- Podman with API enabled for users (or run as
root
) - Python 3.8+
- Quite a lot of disk space for image storage
cd ~/ChMisc
python3 -m venv venv
source venv/bin/activate
pip3 install --upgrade pip
pip3 install -r requirements.txt
Starts by loading ch_repos_tags.csv
file (provided file has image tags for repositories up to January 26th, 2023; run refresh_tags.py
to update), build a list of unique versions and, for each image, run a container in podman and run queries to collect data
from system tables (if present), and stores at ./output/{tag}
. It will skip tags that are present on the output directory -
it is useful to data updated (collect on new releases only) and, when populating from scratch, it can be canceled and allows
to remove images to save disk space (it uses quite a lot, be warned). For tag 1.1.54242
, the output
looks like this:
(venv) adams@masterblaster:~/ChMisc$ ls -lah output/1.1.54242/
total 32K
drwxrwxr-x 2 adams adams 4,0K set 13 17:15 .

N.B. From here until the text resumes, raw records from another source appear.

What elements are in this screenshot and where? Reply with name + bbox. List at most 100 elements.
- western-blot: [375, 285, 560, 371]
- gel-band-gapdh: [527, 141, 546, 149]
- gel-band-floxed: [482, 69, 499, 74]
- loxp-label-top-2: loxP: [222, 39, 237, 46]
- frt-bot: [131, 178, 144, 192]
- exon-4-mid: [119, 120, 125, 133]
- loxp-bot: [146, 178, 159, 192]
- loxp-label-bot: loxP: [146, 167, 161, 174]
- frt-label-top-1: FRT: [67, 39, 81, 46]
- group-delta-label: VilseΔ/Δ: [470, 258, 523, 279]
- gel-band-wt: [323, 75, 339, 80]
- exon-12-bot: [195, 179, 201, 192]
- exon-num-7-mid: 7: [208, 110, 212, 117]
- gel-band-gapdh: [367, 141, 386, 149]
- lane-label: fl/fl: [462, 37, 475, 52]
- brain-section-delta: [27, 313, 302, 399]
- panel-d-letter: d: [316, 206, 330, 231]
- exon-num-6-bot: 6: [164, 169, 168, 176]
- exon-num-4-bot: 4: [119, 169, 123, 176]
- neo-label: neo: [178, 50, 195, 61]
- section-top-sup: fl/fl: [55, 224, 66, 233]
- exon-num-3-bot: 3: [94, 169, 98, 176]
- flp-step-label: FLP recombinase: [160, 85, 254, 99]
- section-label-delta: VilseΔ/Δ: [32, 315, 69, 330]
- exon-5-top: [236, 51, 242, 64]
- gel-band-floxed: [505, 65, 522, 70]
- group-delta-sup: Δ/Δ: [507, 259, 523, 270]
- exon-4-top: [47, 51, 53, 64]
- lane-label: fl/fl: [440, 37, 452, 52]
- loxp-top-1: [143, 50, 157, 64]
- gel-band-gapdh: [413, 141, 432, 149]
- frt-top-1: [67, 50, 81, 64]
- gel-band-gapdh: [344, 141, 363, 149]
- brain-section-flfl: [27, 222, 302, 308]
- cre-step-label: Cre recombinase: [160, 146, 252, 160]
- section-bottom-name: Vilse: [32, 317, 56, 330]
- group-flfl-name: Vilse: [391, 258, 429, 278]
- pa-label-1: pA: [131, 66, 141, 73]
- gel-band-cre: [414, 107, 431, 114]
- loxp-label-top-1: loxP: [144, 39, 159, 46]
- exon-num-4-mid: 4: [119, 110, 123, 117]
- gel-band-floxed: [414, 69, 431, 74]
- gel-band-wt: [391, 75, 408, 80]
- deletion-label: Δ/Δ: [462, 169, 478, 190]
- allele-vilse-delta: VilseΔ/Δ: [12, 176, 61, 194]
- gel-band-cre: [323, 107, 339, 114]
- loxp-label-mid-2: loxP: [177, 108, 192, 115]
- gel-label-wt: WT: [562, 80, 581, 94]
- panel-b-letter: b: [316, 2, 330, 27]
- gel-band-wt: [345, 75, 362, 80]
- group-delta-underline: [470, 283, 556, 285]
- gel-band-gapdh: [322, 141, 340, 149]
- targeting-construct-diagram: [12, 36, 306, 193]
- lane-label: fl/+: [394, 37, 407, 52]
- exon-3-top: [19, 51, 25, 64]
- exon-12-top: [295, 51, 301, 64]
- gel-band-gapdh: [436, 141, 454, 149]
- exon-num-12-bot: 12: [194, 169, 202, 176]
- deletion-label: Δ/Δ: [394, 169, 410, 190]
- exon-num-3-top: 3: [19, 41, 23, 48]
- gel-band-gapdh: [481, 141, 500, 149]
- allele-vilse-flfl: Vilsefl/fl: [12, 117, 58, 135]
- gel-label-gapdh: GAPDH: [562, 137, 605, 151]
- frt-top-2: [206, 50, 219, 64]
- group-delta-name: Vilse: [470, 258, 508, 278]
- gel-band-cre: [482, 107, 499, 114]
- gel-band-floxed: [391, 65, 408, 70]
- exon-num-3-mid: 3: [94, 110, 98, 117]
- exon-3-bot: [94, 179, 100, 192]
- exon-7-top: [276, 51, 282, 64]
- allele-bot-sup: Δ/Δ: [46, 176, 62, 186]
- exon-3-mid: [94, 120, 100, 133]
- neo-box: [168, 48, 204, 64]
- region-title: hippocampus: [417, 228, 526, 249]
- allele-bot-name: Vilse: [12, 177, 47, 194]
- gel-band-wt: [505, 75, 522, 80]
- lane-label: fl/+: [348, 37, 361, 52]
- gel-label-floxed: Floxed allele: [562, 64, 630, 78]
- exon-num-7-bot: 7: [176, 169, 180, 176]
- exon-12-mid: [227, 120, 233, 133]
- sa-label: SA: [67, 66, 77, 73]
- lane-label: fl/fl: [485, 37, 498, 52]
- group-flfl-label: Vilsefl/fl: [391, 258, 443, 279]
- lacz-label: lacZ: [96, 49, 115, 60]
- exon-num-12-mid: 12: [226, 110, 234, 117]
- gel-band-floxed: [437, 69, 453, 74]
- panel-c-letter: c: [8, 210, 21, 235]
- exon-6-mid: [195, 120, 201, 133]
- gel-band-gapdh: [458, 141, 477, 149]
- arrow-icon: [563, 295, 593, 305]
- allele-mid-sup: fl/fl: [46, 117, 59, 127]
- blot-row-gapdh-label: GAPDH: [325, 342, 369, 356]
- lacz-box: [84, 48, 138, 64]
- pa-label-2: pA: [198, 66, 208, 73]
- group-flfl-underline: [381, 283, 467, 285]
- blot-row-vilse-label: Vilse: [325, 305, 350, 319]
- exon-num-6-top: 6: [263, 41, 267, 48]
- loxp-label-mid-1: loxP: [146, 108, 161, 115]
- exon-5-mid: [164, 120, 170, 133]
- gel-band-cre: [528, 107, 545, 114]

drwxrwxr-x 71 adams adams 4,0K set 13 17:25 ..
-rw-rw-r-- 1 adams adams 3,6K set 13 17:15 system_build_options.csv
-rw-rw-r-- 1 adams adams 12K set 13 17:15 system_functions.csv
-rw-rw-r-- 1 adams adams 6,2K set 13 17:15 system_settings.csv
(venv) adams@masterblaster:~/ChMisc$
- In the past, a bug in HTTP Interface/CSVWithNames (ClickHouse/ClickHouse#15520) caused the CSV output to not include the columns names; previous versions of
clickhouse-local
did not complained about it (just ignored the files without the names); that required some fixing in the output files (as of now, the data extraction code is not fixed/changed), so, grab the output folder to avoid that.